Millie (the dog) was sensing angst, and pushed her large brown body against the bedroom door until it opened. She entered the bedroom and walked over to nuzzle Brother Divine. "And a child shall lead them," he said.

"This is a dog, not a child," said the attorney. "I am talking about your child."

But the sane part of Brother Divine's brain was correct in believing he would never see his daughter again, and that this was too painful to contemplate, so the insane part took over. "All good dogs go to heaven. Heaven is in our hearts. Hearts get broken every day. Every day I write the book. The book is closed. Closed for repairs. Repairs airs hairs lairs fairs. Poetry in motion. Go in peace." With that, Brother Divine stood up to dismiss his attorney, who shook his client's hands and walked out wondering if he could get a client declared incompetent to stand trial for divorce.

Back in the city, divorce was also the topic of conversation at the Brewmaster's Castle--where the Heurich Society members were grabbing doughnuts and discussing Sandra Bullock's marital woes prior to the start of their meeting. Butler (and Chinese defector) Han Li passed out steaming cups of cocoa, then retreated to his listening post in the basement of the Brewmaster's Castle; he didn't always listen in, but he suspected this time they would be discussing the sinking of the South Korean naval ship--which was probably not what it seemed. He put on his headphones and was surprised that the conversation about Sandra Bullock continued for another ten minutes, and it was only with reluctance that the members came to order at the pounding of the chair's gavel.

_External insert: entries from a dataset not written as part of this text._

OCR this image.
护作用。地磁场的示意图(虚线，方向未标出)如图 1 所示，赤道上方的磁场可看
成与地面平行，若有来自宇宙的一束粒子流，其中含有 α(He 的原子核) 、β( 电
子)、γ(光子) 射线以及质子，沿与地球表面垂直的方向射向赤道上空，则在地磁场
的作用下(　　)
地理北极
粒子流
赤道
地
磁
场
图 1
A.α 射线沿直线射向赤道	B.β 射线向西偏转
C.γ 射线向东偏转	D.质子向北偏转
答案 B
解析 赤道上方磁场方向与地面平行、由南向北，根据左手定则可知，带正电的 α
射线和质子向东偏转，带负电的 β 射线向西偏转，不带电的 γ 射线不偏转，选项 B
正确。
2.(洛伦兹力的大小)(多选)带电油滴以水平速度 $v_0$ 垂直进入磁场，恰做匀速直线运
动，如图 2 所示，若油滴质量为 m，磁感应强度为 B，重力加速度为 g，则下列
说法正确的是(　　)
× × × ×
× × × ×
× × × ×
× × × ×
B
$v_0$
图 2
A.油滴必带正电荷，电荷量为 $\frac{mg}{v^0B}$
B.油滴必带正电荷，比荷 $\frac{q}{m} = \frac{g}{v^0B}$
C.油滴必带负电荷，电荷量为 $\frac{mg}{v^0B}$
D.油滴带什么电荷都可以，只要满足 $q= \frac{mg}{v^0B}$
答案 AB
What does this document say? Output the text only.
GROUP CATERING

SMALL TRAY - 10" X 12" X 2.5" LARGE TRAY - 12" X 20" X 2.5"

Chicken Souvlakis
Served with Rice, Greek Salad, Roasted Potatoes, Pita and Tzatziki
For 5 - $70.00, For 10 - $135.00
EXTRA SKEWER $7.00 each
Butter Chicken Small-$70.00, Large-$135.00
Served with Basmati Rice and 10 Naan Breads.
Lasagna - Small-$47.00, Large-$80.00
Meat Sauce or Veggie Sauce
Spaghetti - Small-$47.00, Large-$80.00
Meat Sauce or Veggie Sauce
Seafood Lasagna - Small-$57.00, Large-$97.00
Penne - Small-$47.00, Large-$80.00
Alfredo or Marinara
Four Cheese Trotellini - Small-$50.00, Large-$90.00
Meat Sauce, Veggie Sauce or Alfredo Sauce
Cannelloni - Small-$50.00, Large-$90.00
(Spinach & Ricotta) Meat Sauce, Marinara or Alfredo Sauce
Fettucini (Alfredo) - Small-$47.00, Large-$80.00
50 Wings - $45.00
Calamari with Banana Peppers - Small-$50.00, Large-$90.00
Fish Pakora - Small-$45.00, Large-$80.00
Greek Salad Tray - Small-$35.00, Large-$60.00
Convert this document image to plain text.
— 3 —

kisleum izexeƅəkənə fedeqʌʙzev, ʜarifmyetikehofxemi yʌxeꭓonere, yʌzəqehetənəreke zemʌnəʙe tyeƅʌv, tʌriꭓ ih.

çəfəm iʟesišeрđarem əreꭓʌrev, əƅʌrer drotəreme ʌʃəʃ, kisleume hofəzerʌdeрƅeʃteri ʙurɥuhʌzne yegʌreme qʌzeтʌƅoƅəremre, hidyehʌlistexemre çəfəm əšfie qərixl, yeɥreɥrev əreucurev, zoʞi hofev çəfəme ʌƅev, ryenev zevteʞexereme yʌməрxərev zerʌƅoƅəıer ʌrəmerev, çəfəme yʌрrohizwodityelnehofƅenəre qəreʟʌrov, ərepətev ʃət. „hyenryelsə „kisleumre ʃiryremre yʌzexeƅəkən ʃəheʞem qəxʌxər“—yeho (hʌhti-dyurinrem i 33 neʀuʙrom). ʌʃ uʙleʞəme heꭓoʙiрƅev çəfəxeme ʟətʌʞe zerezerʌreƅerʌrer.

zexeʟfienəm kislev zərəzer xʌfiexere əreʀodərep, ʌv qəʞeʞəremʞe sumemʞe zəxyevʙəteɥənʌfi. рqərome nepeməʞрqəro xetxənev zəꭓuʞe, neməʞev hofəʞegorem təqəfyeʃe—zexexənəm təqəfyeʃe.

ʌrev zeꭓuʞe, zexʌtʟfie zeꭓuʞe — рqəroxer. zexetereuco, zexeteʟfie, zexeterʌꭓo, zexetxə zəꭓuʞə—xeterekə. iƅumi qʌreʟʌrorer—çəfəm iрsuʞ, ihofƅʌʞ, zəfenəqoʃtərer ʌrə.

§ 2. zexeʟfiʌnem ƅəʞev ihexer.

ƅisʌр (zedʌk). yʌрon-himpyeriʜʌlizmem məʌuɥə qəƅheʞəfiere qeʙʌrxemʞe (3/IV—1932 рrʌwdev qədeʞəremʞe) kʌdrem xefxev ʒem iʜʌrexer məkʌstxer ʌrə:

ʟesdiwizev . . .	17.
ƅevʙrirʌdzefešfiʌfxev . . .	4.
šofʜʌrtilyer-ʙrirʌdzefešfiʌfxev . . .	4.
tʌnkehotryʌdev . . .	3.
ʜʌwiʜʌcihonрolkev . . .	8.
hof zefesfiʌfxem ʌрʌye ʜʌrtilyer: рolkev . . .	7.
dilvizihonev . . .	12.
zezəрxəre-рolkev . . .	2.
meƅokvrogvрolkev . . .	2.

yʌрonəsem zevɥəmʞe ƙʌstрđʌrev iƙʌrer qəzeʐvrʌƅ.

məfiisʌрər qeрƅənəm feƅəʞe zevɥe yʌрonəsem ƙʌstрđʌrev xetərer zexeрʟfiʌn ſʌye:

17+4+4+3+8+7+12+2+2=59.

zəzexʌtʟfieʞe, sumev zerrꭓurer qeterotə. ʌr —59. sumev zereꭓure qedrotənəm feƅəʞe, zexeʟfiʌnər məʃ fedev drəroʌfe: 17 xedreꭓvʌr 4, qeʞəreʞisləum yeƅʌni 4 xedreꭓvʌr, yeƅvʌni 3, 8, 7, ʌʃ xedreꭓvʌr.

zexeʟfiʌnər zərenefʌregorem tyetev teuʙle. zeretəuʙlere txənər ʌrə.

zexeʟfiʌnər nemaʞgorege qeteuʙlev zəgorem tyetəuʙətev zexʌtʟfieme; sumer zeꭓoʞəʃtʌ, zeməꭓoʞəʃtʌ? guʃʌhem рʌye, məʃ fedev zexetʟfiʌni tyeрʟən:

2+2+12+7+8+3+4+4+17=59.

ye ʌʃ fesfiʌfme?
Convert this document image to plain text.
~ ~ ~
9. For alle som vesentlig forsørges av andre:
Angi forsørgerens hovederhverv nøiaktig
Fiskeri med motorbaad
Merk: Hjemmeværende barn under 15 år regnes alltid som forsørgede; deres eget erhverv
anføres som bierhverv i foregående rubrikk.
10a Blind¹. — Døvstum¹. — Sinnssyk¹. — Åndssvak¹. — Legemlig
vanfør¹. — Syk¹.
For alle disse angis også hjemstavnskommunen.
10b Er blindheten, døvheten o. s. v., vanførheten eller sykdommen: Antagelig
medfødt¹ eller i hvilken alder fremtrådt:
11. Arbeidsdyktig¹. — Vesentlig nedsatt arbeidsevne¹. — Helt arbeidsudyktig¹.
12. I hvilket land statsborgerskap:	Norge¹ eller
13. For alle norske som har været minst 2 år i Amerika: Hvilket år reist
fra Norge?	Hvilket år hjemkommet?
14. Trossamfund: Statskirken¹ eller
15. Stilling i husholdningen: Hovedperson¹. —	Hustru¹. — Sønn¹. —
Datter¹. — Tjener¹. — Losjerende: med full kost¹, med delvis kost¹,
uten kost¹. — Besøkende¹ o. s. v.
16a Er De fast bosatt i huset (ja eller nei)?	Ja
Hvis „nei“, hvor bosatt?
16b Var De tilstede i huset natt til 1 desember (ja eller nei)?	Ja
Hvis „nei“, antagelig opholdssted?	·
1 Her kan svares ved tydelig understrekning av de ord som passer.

Several miles away, Angela de la Paz was disappointed to be donning her winter jacket again, but it was Saturday and the Friendship Garden participants had returned for spring planting at the National Arboretum, so she was happy. She smiled at her mother (bending over to sniff the fragrant hyacinth patch) and shared a laugh with a school friend as Rani (the donkey) played tug-a-war with a boy holding a rope. She paused at the sound of the pink warblers singing in the cherry tree and looked around to see if anybody else noticed, but she was the only one. (Some things never change.)

Over at the river, Ardua of the Potomac was gearing up for the parade of vulnerable souls starting to descend on the Tidal Basin for spiritual inspiration. (Why people would strive to gain power from flowering trees was something quite beyond her comprehension.) The river rats were ready, and the beaver, and the infected ducks--but the other side was also gearing up, led by the pink dolphins and the gulls. Bring 'em on!, cried the demon, and they came.